Saturday, January 10, 2015
Friday, January 09, 2015
El crimen terrorista en contra del semanario francés Charlie Hebdó que cobró la vida de al menos doce personas y dejó a ocho heridas de gravedad, es un atentado contra la libertad de expresión en el mundo entero, una agresión a quienes creemos en la tolerancia, en el respeto y en el imperio de las ideas y la razón sobre el pensamiento único que no admite la diversidad, la crítica, el debate y la sátira. Nadie tiene derecho a inmolar una vida humana en el altar de sacrificios de una creencia religiosa. Pero más allá del inagotable debate sobre la intolerancia y el oscurantismo de grupos radicales, valdría la pena, en esta ocasión, ceder a la odiosa comparación y poner en la balanza la forma de reaccionar de un gobierno ante una masacre que sacude un país. Pongamos por un momento la tragedia de Iguala, Guerrero frente a la tragedia de París. Cierto, uno es narco-política y otro es terrorismo islámico pero ambos son crímenes capaces de paralizar a una nación. En Francia vimos una reacción inmediata y contundente de parte de su gobierno. 20 minutos después del atentado ya había un pronunciamiento y una reacción firme por parte del presidente Francoise Hollande. Los terroristas estaban acorralados. Apenas un día después, Hollande se reunió con su mayor adversario político, el ex presidente Nicolás Sarkozy, para unir esfuerzos. Todos los partidos políticos y los liderazgos ciudadanos de Francia, incluidas las numerosas comunidades islámicas del país, se unieron para condenar el atentado. ¿Cómo reaccionó el gobierno mexicano ante la tragedia de Guerrero? El presidente de la República, Enrique Peña Nieto, tardó tres semanas en hacer una mención sobre la desaparición de los 43 estudiantes de Ayotzinapa y eso porque sintió presión de los medios internacionales. Los partidos políticos se entregaron al reparto de culpas y las acusaciones mutuas mientras las protestas paralizaban al país. Hubo mil y un contradicciones, explicaciones confusas que no convencieron a nadie. Más de tres meses después Ayotzinapa sigue ofreciendo muchas más dudas que certezas, sospechas, incertidumbre y versiones inverosímiles de ambas partes que rayan en la ciencia ficción.
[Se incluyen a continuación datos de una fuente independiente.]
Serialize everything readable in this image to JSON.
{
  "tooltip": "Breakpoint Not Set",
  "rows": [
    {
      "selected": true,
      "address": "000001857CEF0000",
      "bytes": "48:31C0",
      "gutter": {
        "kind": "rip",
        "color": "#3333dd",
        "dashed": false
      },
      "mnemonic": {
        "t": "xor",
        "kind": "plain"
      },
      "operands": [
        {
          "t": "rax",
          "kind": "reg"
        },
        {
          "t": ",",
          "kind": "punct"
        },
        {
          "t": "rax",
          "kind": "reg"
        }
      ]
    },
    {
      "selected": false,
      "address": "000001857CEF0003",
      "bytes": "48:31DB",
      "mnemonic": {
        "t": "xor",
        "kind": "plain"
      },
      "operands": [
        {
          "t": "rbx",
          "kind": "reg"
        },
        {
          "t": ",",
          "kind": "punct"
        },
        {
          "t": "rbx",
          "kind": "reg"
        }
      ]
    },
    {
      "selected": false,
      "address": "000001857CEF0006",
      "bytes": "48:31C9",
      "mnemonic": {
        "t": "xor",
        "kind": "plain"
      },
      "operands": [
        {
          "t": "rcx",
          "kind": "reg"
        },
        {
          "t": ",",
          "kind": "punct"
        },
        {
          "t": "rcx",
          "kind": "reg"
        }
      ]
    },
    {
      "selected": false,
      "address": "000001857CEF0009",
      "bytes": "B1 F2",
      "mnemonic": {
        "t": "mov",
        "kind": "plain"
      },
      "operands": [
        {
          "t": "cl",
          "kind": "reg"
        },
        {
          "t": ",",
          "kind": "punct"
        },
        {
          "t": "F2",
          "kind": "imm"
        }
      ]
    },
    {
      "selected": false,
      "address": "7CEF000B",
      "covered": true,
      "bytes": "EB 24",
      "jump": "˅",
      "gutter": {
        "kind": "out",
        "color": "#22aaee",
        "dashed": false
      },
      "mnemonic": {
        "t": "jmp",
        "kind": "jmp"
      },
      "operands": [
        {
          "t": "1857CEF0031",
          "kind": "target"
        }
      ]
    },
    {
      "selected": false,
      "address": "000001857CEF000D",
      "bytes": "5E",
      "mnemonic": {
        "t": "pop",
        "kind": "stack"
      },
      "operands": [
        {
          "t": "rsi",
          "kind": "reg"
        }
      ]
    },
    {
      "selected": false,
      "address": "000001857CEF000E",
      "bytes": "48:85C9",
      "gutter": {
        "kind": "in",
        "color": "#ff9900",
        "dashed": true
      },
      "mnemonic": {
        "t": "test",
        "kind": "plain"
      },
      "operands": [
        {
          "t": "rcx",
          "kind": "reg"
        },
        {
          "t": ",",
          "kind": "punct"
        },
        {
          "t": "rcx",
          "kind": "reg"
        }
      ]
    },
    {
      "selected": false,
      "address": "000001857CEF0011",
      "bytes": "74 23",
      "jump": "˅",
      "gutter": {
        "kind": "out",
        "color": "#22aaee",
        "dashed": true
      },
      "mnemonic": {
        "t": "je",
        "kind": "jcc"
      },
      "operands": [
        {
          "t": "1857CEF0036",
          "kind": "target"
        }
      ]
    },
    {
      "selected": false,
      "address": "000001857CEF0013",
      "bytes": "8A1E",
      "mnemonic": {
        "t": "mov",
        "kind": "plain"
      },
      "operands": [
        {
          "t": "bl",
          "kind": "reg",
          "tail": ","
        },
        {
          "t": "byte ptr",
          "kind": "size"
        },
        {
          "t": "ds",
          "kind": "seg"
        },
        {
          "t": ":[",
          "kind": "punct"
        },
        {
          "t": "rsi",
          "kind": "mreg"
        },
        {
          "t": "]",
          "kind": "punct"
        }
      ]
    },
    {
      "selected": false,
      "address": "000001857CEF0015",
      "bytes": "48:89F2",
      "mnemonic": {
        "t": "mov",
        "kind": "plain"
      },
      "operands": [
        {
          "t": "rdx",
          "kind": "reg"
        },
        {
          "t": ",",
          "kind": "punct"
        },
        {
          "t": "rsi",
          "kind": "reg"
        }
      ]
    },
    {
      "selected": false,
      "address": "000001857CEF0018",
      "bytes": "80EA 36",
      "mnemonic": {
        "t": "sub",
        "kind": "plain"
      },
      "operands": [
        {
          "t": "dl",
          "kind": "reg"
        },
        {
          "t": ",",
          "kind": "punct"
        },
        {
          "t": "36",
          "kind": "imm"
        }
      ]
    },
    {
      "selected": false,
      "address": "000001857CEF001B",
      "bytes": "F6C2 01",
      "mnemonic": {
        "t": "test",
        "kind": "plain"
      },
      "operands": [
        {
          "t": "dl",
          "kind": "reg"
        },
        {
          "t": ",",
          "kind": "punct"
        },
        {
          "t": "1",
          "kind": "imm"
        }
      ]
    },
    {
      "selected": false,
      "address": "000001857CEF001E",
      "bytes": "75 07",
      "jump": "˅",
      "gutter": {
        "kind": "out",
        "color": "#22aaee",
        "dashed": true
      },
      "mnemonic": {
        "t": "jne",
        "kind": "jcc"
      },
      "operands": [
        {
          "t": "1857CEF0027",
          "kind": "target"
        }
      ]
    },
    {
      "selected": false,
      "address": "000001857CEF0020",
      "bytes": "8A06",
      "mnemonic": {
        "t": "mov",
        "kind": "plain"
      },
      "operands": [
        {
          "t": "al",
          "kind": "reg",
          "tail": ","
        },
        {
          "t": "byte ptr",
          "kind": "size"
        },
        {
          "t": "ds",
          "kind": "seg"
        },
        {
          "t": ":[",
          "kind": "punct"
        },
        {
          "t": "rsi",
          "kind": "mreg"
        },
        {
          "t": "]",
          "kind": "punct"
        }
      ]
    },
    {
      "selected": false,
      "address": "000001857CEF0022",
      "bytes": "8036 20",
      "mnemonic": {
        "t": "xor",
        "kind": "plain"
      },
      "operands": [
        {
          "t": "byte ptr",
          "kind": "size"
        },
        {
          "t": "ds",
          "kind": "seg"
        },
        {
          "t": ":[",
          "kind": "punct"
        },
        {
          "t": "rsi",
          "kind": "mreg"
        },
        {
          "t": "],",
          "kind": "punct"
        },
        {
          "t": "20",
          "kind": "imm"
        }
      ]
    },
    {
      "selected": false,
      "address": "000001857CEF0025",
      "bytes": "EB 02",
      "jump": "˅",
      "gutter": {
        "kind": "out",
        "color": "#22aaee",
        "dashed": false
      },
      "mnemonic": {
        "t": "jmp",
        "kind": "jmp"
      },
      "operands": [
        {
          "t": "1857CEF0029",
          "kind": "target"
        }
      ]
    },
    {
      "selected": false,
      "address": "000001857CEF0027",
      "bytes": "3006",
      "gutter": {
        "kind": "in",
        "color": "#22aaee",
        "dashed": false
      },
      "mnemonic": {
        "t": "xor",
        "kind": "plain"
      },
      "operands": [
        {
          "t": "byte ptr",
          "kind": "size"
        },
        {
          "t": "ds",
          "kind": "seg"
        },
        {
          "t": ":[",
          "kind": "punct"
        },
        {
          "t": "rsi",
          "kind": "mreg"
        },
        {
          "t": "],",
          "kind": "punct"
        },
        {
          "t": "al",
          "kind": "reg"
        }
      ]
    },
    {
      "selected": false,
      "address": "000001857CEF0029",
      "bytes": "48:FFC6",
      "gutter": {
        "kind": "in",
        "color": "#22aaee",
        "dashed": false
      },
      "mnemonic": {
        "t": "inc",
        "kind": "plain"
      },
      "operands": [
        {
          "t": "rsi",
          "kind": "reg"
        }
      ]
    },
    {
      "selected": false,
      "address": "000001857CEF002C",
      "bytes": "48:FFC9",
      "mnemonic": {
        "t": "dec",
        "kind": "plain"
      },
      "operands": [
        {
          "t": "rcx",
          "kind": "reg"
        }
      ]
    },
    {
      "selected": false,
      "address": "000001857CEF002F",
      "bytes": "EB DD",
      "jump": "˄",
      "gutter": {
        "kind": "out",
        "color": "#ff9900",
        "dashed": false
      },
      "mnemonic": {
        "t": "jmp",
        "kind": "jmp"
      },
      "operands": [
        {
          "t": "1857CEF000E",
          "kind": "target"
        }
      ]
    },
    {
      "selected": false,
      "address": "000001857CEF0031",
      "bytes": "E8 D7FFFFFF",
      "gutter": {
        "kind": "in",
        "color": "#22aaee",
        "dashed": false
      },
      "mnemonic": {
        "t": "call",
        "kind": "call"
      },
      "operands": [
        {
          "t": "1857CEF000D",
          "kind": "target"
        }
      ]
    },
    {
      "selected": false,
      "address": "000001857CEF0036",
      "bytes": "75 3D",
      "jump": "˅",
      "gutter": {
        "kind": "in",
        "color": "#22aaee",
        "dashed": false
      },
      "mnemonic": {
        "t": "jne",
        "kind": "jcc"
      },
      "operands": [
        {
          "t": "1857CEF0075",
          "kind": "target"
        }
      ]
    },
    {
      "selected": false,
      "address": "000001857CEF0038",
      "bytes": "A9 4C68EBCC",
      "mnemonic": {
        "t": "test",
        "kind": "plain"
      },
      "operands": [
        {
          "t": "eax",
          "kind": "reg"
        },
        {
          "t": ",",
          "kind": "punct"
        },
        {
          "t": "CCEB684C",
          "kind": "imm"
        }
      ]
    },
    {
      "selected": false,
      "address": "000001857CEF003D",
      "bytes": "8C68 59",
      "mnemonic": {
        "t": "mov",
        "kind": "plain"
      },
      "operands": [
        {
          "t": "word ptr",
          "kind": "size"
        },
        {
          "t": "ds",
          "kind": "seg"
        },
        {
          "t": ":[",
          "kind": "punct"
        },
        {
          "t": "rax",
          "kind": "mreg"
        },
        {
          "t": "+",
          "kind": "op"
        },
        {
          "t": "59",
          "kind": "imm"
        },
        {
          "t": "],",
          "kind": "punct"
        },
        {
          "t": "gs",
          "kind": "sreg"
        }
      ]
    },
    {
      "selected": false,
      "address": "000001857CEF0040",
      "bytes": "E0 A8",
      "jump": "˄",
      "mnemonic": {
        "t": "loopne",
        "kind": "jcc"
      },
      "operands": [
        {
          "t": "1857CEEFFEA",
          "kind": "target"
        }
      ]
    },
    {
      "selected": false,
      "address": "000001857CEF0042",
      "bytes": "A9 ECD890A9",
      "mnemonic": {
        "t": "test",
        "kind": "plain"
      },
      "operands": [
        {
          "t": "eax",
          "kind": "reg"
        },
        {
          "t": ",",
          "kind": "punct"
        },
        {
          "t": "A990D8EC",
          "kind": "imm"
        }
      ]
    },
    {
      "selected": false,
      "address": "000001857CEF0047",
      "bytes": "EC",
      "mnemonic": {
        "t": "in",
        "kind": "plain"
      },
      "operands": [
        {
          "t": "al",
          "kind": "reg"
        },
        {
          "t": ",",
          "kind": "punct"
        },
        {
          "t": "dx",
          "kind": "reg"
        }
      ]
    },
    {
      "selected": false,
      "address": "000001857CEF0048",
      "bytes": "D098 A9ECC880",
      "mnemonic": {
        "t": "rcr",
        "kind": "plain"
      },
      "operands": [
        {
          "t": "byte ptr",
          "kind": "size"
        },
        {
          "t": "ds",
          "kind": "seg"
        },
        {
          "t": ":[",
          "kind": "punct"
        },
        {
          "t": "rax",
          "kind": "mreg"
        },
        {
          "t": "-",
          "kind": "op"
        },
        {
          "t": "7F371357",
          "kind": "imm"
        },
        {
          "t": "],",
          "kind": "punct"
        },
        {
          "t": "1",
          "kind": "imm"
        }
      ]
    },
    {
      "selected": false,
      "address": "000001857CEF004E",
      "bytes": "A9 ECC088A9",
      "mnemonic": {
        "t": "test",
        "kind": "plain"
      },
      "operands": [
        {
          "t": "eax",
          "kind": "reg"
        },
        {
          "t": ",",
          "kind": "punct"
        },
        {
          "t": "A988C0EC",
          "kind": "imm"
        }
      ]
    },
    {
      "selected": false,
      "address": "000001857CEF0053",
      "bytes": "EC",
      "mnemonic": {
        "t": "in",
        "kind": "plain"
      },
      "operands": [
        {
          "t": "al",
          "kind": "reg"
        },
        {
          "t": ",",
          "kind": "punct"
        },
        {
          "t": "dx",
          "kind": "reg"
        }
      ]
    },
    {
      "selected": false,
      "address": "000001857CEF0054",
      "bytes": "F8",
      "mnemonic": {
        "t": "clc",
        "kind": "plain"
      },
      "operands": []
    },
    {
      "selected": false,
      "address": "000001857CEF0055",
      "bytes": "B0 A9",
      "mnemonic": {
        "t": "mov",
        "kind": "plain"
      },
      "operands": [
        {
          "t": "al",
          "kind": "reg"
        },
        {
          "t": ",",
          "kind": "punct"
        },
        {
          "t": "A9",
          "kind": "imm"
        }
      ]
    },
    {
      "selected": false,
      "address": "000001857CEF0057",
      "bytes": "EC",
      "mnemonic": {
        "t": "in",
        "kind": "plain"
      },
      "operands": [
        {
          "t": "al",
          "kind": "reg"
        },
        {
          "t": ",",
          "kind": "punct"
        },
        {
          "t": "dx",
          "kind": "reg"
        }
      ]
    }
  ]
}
La comparación puede ser odiosa, es cierto, pero visto en el espejo francés, se vuelve descomunal la torpeza e incapacidad del gobierno mexicano para hacer frente a una situación de crisis que parece condenada a quedarse como una herida abierta.
Thursday, January 08, 2015
Por increíble que parezca hubo un tiempo, hace ya bastantes siglos, en que el cristianismo fue más agresivo e intolerante que el islam. La toma de Jerusalén en mayo de 1099 a manos de los soldados de la primera cruzada fue una carnicería inclemente, con pillaje y violaciones incluidas. Más de una crónica fidedigna coincide en que Saladino, máximo caudillo musulmán de las Cruzadas en la época de la recuperación de Jerusalén en 1187, fue un combatiente leal y magnánimo, que respetaba vidas y jugaba limpio, al menos mucho más limpio que su contraparte, Ricardo Corazón de León (que si algo no se tocaba era el corazón) o el corrupto Guy de Lusignac.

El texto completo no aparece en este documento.